There is a way in which the difference between these two questions is obvious, but hard to state clearly, and Lubomyr is a victim of this lack of clarity. This relates to music because the mental 'game' of continuous music is very important, but also the player (I can attest to this) experiences a sense that their hands are doing things which are not really possible. When performing, I have moved my hands far faster than I ever could if I consciously paused and made an effort to do so. There are many rational-empirical possible explanations for this, which I accept, but the important explanation one has to understand in order to actually learn to do it is, well, what Lubomyr is getting at. It has been understood by so many cultures over the centuries that the mind is capable of much, and that "mind over matter" has a very real grain of truth to it, and this .. additional space, in the human experience, is partly what Lubomyr means by "fourth dimension". ""
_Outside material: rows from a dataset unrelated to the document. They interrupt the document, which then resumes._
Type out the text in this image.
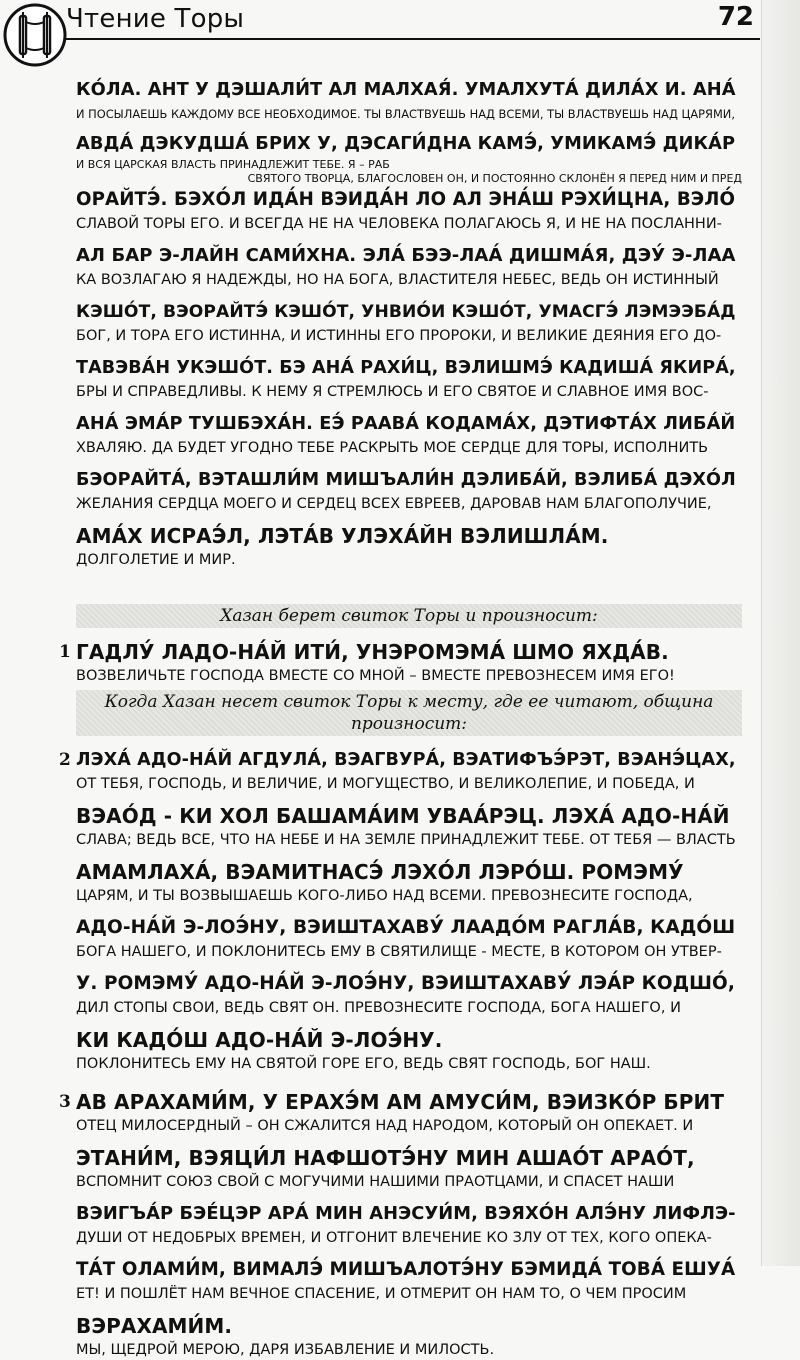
Чтение Торы	72
КО́ЛА. АНТ У ДЭШАЛИ́Т АЛ МАЛХАЯ́. УМАЛХУТА́ ДИЛА́Х И. АНА́
И ПОСЫЛАЕШЬ КАЖДОМУ ВСЕ НЕОБХОДИМОЕ. ТЫ ВЛАСТВУЕШЬ НАД ВСЕМИ, ТЫ ВЛАСТВУЕШЬ НАД ЦАРЯМИ,
АВДА́ ДЭКУДША́ БРИХ У, ДЭСАГИ́ДНА КАМЭ́, УМИКАМЭ́ ДИКА́Р
И ВСЯ ЦАРСКАЯ ВЛАСТЬ ПРИНАДЛЕЖИТ ТЕБЕ. Я – РАБ
СВЯТОГО ТВОРЦА, БЛАГОСЛОВЕН ОН, И ПОСТОЯННО СКЛОНЁН Я ПЕРЕД НИМ И ПРЕД
ОРАЙТЭ́. БЭХО́Л ИДА́Н ВЭИДА́Н ЛО АЛ ЭНА́Ш РЭХИ́ЦНА, ВЭЛО́
СЛАВОЙ ТОРЫ ЕГО. И ВСЕГДА НЕ НА ЧЕЛОВЕКА ПОЛАГАЮСЬ Я, И НЕ НА ПОСЛАННИ-
АЛ БАР Э-ЛАЙН САМИ́ХНА. ЭЛА́ БЭЭ-ЛАА́ ДИШМА́Я, ДЭУ́ Э-ЛАА
КА ВОЗЛАГАЮ Я НАДЕЖДЫ, НО НА БОГА, ВЛАСТИТЕЛЯ НЕБЕС, ВЕДЬ ОН ИСТИННЫЙ
КЭШО́Т, ВЭОРАЙТЭ́ КЭШО́Т, УНВИО́И КЭШО́Т, УМАСГЭ́ ЛЭМЭЭБА́Д
БОГ, И ТОРА ЕГО ИСТИННА, И ИСТИННЫ ЕГО ПРОРОКИ, И ВЕЛИКИЕ ДЕЯНИЯ ЕГО ДО-
ТАВЭВА́Н УКЭШО́Т. БЭ АНА́ РАХИ́Ц, ВЭЛИШМЭ́ КАДИША́ ЯКИРА́,
БРЫ И СПРАВЕДЛИВЫ. К НЕМУ Я СТРЕМЛЮСЬ И ЕГО СВЯТОЕ И СЛАВНОЕ ИМЯ ВОС-
АНА́ ЭМА́Р ТУШБЭХА́Н. ЕЭ́ РААВА́ КОДАМА́Х, ДЭТИФТА́Х ЛИБА́Й
ХВАЛЯЮ. ДА БУДЕТ УГОДНО ТЕБЕ РАСКРЫТЬ МОЕ СЕРДЦЕ ДЛЯ ТОРЫ, ИСПОЛНИТЬ
БЭОРАЙТА́, ВЭТАШЛИ́М МИШЪАЛИ́Н ДЭЛИБА́Й, ВЭЛИБА́ ДЭХО́Л
ЖЕЛАНИЯ СЕРДЦА МОЕГО И СЕРДЕЦ ВСЕХ ЕВРЕЕВ, ДАРОВАВ НАМ БЛАГОПОЛУЧИЕ,
АМА́Х ИСРАЭ́Л, ЛЭТА́В УЛЭХА́ЙН ВЭЛИШЛА́М.
ДОЛГОЛЕТИЕ И МИР.
Хазан берет свиток Торы и произносит:
1 ГАДЛУ́ ЛАДО-НА́Й ИТИ́, УНЭРОМЭМА́ ШМО ЯХДА́В.
ВОЗВЕЛИЧЬТЕ ГОСПОДА ВМЕСТЕ СО МНОЙ – ВМЕСТЕ ПРЕВОЗНЕСЕМ ИМЯ ЕГО!
Когда Хазан несет свиток Торы к месту, где ее читают, община
произносит:
2 ЛЭХА́ АДО-НА́Й АГДУЛА́, ВЭАГВУРА́, ВЭАТИФЪЭ́РЭТ, ВЭАНЭ́ЦАХ,
ОТ ТЕБЯ, ГОСПОДЬ, И ВЕЛИЧИЕ, И МОГУЩЕСТВО, И ВЕЛИКОЛЕПИЕ, И ПОБЕДА, И
ВЭАО́Д - КИ ХОЛ БАШАМА́ИМ УВАА́РЭЦ. ЛЭХА́ АДО-НА́Й
СЛАВА; ВЕДЬ ВСЕ, ЧТО НА НЕБЕ И НА ЗЕМЛЕ ПРИНАДЛЕЖИТ ТЕБЕ. ОТ ТЕБЯ — ВЛАСТЬ
АМАМЛАХА́, ВЭАМИТНАСЭ́ ЛЭХО́Л ЛЭРО́Ш. РОМЭМУ́
ЦАРЯМ, И ТЫ ВОЗВЫШАЕШЬ КОГО-ЛИБО НАД ВСЕМИ. ПРЕВОЗНЕСИТЕ ГОСПОДА,
АДО-НА́Й Э-ЛОЭ́НУ, ВЭИШТАХАВУ́ ЛААДО́М РАГЛА́В, КАДО́Ш
БОГА НАШЕГО, И ПОКЛОНИТЕСЬ ЕМУ В СВЯТИЛИЩЕ - МЕСТЕ, В КОТОРОМ ОН УТВЕР-
У. РОМЭМУ́ АДО-НА́Й Э-ЛОЭ́НУ, ВЭИШТАХАВУ́ ЛЭА́Р КОДШО́,
ДИЛ СТОПЫ СВОИ, ВЕДЬ СВЯТ ОН. ПРЕВОЗНЕСИТЕ ГОСПОДА, БОГА НАШЕГО, И
КИ КАДО́Ш АДО-НА́Й Э-ЛОЭ́НУ.
ПОКЛОНИТЕСЬ ЕМУ НА СВЯТОЙ ГОРЕ ЕГО, ВЕДЬ СВЯТ ГОСПОДЬ, БОГ НАШ.
3 АВ АРАХАМИ́М, У ЕРАХЭ́М АМ АМУСИ́М, ВЭИЗКО́Р БРИТ
ОТЕЦ МИЛОСЕРДНЫЙ – ОН СЖАЛИТСЯ НАД НАРОДОМ, КОТОРЫЙ ОН ОПЕКАЕТ. И
ЭТАНИ́М, ВЭЯЦИ́Л НАФШОТЭ́НУ МИН АШАО́Т АРАО́Т,
ВСПОМНИТ СОЮЗ СВОЙ С МОГУЧИМИ НАШИМИ ПРАОТЦАМИ, И СПАСЕТ НАШИ
ВЭИГЪА́Р БЭЕ́ЦЭР АРА́ МИН АНЭСУИ́М, ВЭЯХО́Н АЛЭ́НУ ЛИФЛЭ-
ДУШИ ОТ НЕДОБРЫХ ВРЕМЕН, И ОТГОНИТ ВЛЕЧЕНИЕ КО ЗЛУ ОТ ТЕХ, КОГО ОПЕКА-
ТА́Т ОЛАМИ́М, ВИМАЛЭ́ МИШЪАЛОТЭ́НУ БЭМИДА́ ТОВА́ ЕШУА́
ЕТ! И ПОШЛЁТ НАМ ВЕЧНОЕ СПАСЕНИЕ, И ОТМЕРИТ ОН НАМ ТО, О ЧЕМ ПРОСИМ
ВЭРАХАМИ́М.
МЫ, ЩЕДРОЙ МЕРОЮ, ДАРЯ ИЗБАВЛЕНИЕ И МИЛОСТЬ.
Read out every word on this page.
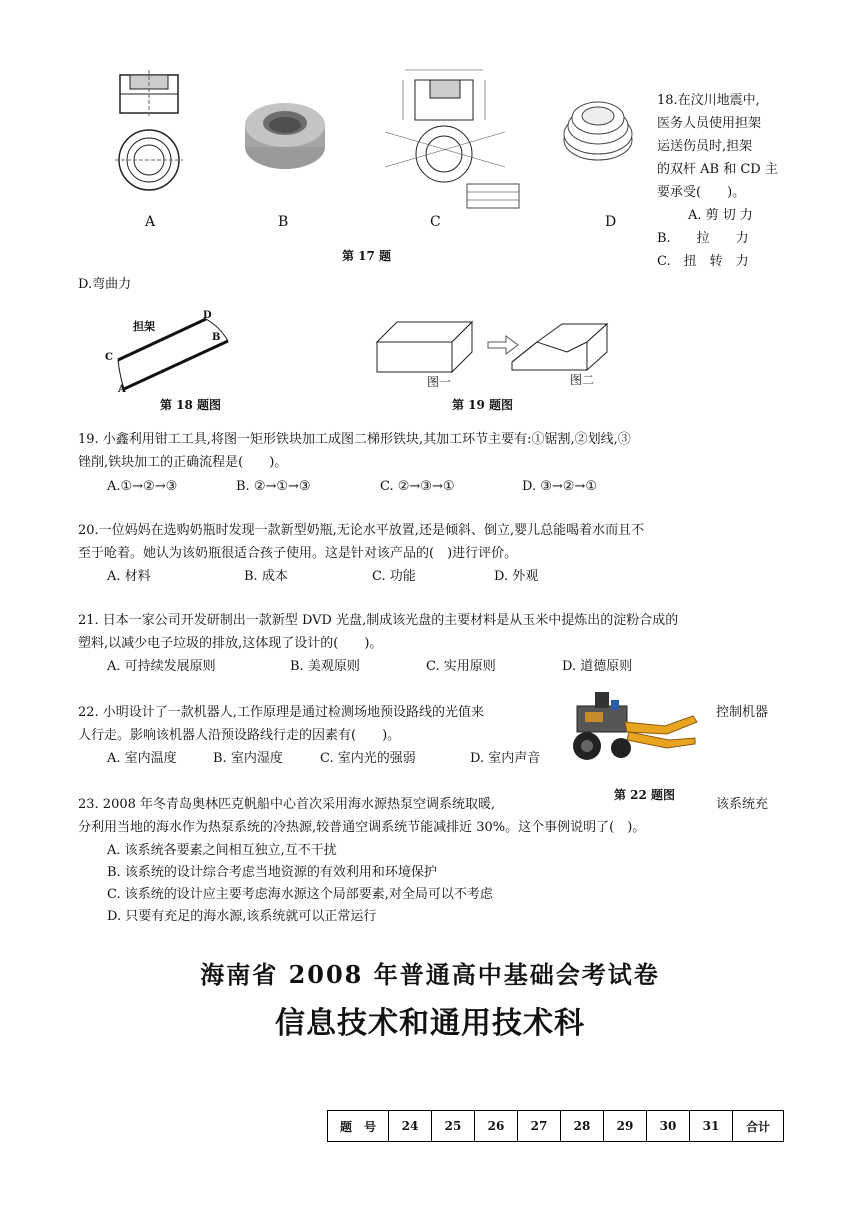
A	B	C	D
第 17 题
18.在汶川地震中,
医务人员使用担架
运送伤员时,担架
的双杆 AB 和 CD 主
要承受(　　)。
A. 剪 切 力
B.　　拉　　力
C.　扭　转　力
D.弯曲力
担架
D
B
C
A
第 18 题图
图一	图二
第 19 题图
19. 小鑫利用钳工工具,将图一矩形铁块加工成图二梯形铁块,其加工环节主要有:①锯割,②划线,③
锉削,铁块加工的正确流程是(　　)。
A.①→②→③	B. ②→①→③	C. ②→③→①	D. ③→②→①
20.一位妈妈在选购奶瓶时发现一款新型奶瓶,无论水平放置,还是倾斜、倒立,婴儿总能喝着水而且不
至于呛着。她认为该奶瓶很适合孩子使用。这是针对该产品的(　)进行评价。
A. 材料	B. 成本	C. 功能	D. 外观
21. 日本一家公司开发研制出一款新型 DVD 光盘,制成该光盘的主要材料是从玉米中提炼出的淀粉合成的
塑料,以减少电子垃圾的排放,这体现了设计的(　　)。
A. 可持续发展原则	B. 美观原则	C. 实用原则	D. 道德原则
22. 小明设计了一款机器人,工作原理是通过检测场地预设路线的光值来	控制机器
人行走。影响该机器人沿预设路线行走的因素有(　　)。
A. 室内温度	B. 室内湿度	C. 室内光的强弱	D. 室内声音
第 22 题图
23. 2008 年冬青岛奥林匹克帆船中心首次采用海水源热泵空调系统取暖,	该系统充
分利用当地的海水作为热泵系统的冷热源,较普通空调系统节能减排近 30%。这个事例说明了(　)。
A. 该系统各要素之间相互独立,互不干扰
B. 该系统的设计综合考虑当地资源的有效利用和环境保护
C. 该系统的设计应主要考虑海水源这个局部要素,对全局可以不考虑
D. 只要有充足的海水源,该系统就可以正常运行
海南省 2008 年普通高中基础会考试卷
信息技术和通用技术科
题　号	24	25	26	27	28	29	30	31	合计
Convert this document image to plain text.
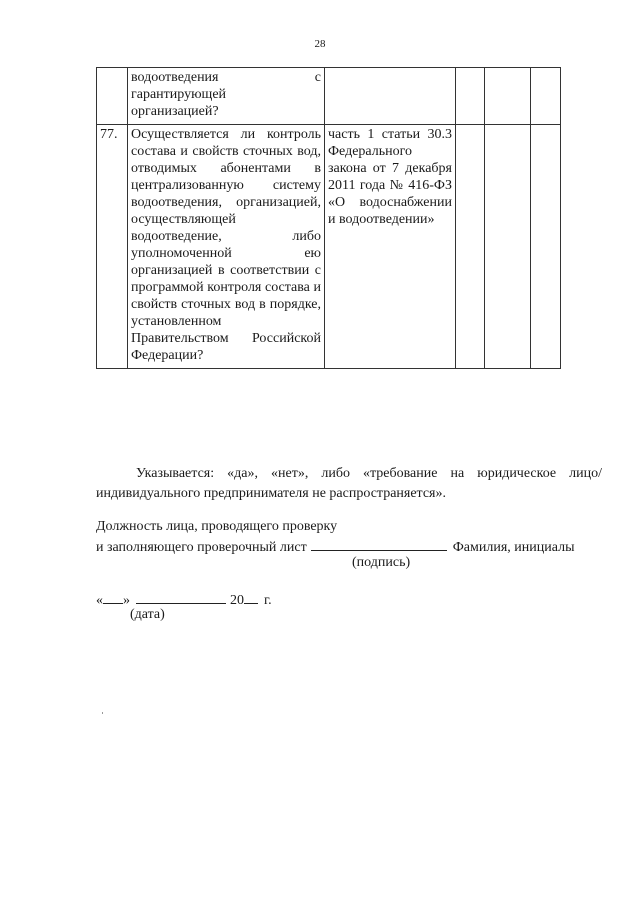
28

	водоотведения с
гарантирующей организацией?				

77.	Осуществляется ли контроль состава и свойств сточных вод, отводимых абонентами в централизованную систему водоотведения, организацией, осуществляющей водоотведение, либо уполномоченной ею организацией в соответствии с программой контроля состава и свойств сточных вод в порядке, установленном Правительством Российской Федерации?	часть 1 статьи 30.3 Федерального закона от 7 декабря 2011 года № 416-ФЗ «О водоснабжении и водоотведении»			
Указывается: «да», «нет», либо «требование на юридическое лицо/индивидуального предпринимателя не распространяется».
Должность лица, проводящего проверку
и заполняющего проверочный лист	Фамилия, инициалы
(подпись)
« »	20 г.
(дата)
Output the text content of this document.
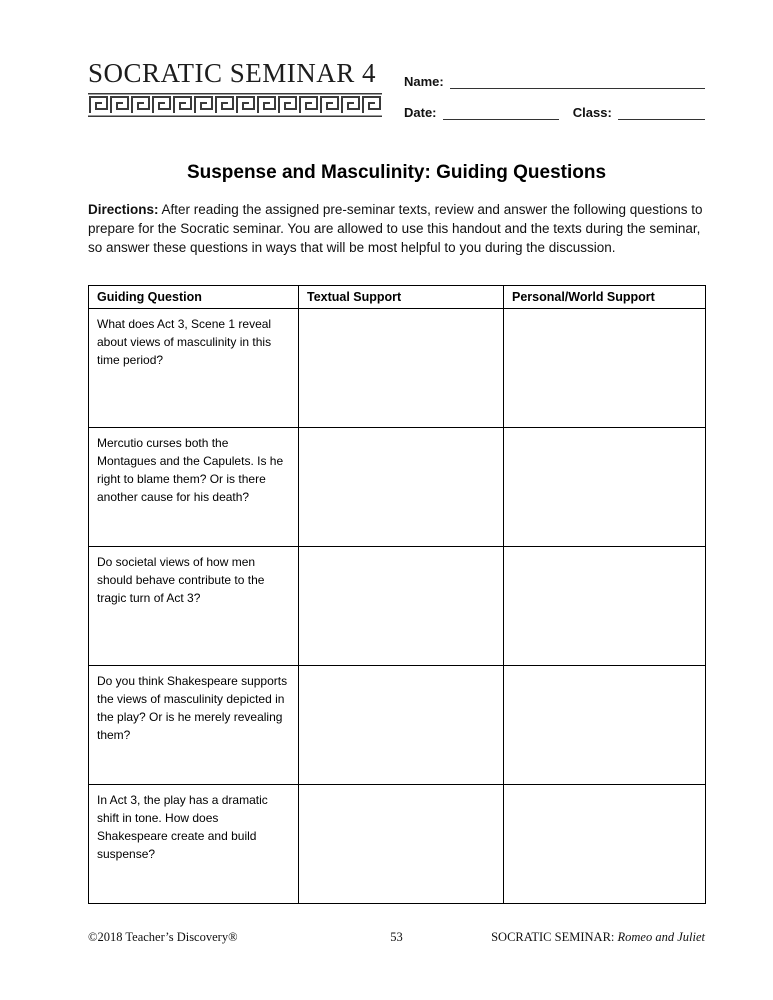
SOCRATIC SEMINAR 4	Name:
Date:	Class:
Suspense and Masculinity: Guiding Questions

Directions: After reading the assigned pre-seminar texts, review and answer the following questions to prepare for the Socratic seminar. You are allowed to use this handout and the texts during the seminar, so answer these questions in ways that will be most helpful to you during the discussion.

Guiding Question	Textual Support	Personal/World Support

What does Act 3, Scene 1 reveal about views of masculinity in this time period?		

Mercutio curses both the Montagues and the Capulets. Is he right to blame them? Or is there another cause for his death?		

Do societal views of how men should behave contribute to the tragic turn of Act 3?		

Do you think Shakespeare supports the views of masculinity depicted in the play? Or is he merely revealing them?		

In Act 3, the play has a dramatic shift in tone. How does Shakespeare create and build suspense?		

©2018 Teacher’s Discovery®	53	SOCRATIC SEMINAR: Romeo and Juliet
You have the choice of chalking this up to the powerful human imagination and psychosomatism and whatnot, or you can give all of that (which is inherently wonderful, is it not? Consciousness is a constant wonder that we tend to overlook) names and more airy-fairy sounding concepts, such as the name of 'dimension'. If the mind is finding a free space, a new space to exist in and do good things within, it is reasonable to call this a dimension, just so long as you don't read that in a super literal spatial-coordinate sense, and one does benefit from this new language.
As many people recognise, human understanding is tightly bound with the language we use (and there are moments in Open Time where Lubomyr talks about language) and if Lubomyr has found a helpful language to understand what he does and feels then good for him! And the reason any of this is on this site is to remind the potential student not to be too skeptical of this, since I was, but the less skeptical I became - the more effort I put into trying to believe there was something to his language - the better (in every way, from technical ability to musicality to joyfulness) my playing became.
Lubomyr has said more than once that scientists "lie" about the nature of clouds, or sound. What does he mean? He does not really mean that the relevant empirical observations which a scientist might model and understand, with meteorology and the physics of pressure-waves and so on, are false, but that they are by far the least interesting or meaningful aspects. He has several pieces dedicated to clouds, in particular, and of course all of his pieces are dedicated to a love of sound, not of pressure-waves but of sound, the human phenomenon. Placing human experience at the centre of it all is very important for him.
Similarly: it is unfortunate that Lubomyr also tilts against Galileo, for similar-sounding reasons to the ones used to place Galileo under house arrest. There is a piece of his, whose title says it all, really: "It was revealed unto us that man is the centre of the universe, but now few can remember". How should we take this? In some sense, it's not important, because you're reading this (hopefully) because you want to learn continuous music and such opinions have little bearing on music. But, we can treat with Lubomyr in some good faith. There is the fact that we have overwhelming observational evidence that the Earth orbits (and rotates) around the sun, but what I believe has angered Lubomyr is the idea that followed this, in the Renaissance, the idea that humans, or that solipsism and individual experience, are not important, and he has, unfortunately, attributed all of this to Galileo. Everything seems to be in motion (the Solar system as a whole is also in flux, moving along one of the arms of the Milky Way, a galaxy which is also expanding and in motion) in such fantastically abstract ways that are profoundly unimportant (outside of philosophical implications) for day-to-day human living, and Lubomyr is not interested by any of it.
He is afraid of "the men in white frocks". This pejorative description does not come from a fear of knowledge, but a fear of the effects of the Enlightenment, with rational thought overriding (as it very often does, in Western culture) softer understandings of human, of soul, of mystery, which are more important to Lubomyr. Indeed, even some of the "men in white frocks" share this opinion: for me, most notably, the celebrated neuroscientist, psychiatrist and philosopher Dr Iain McGilchrist seems to share this view.
I would like to personally interview Lubomyr to better understand the origin of this sentiment, but know that, as one very respectful of science and as a rational mathematician, I take absolutely no offence in what Lubomyr is saying here. He just leaves something to be desired in how expresses these sentiments.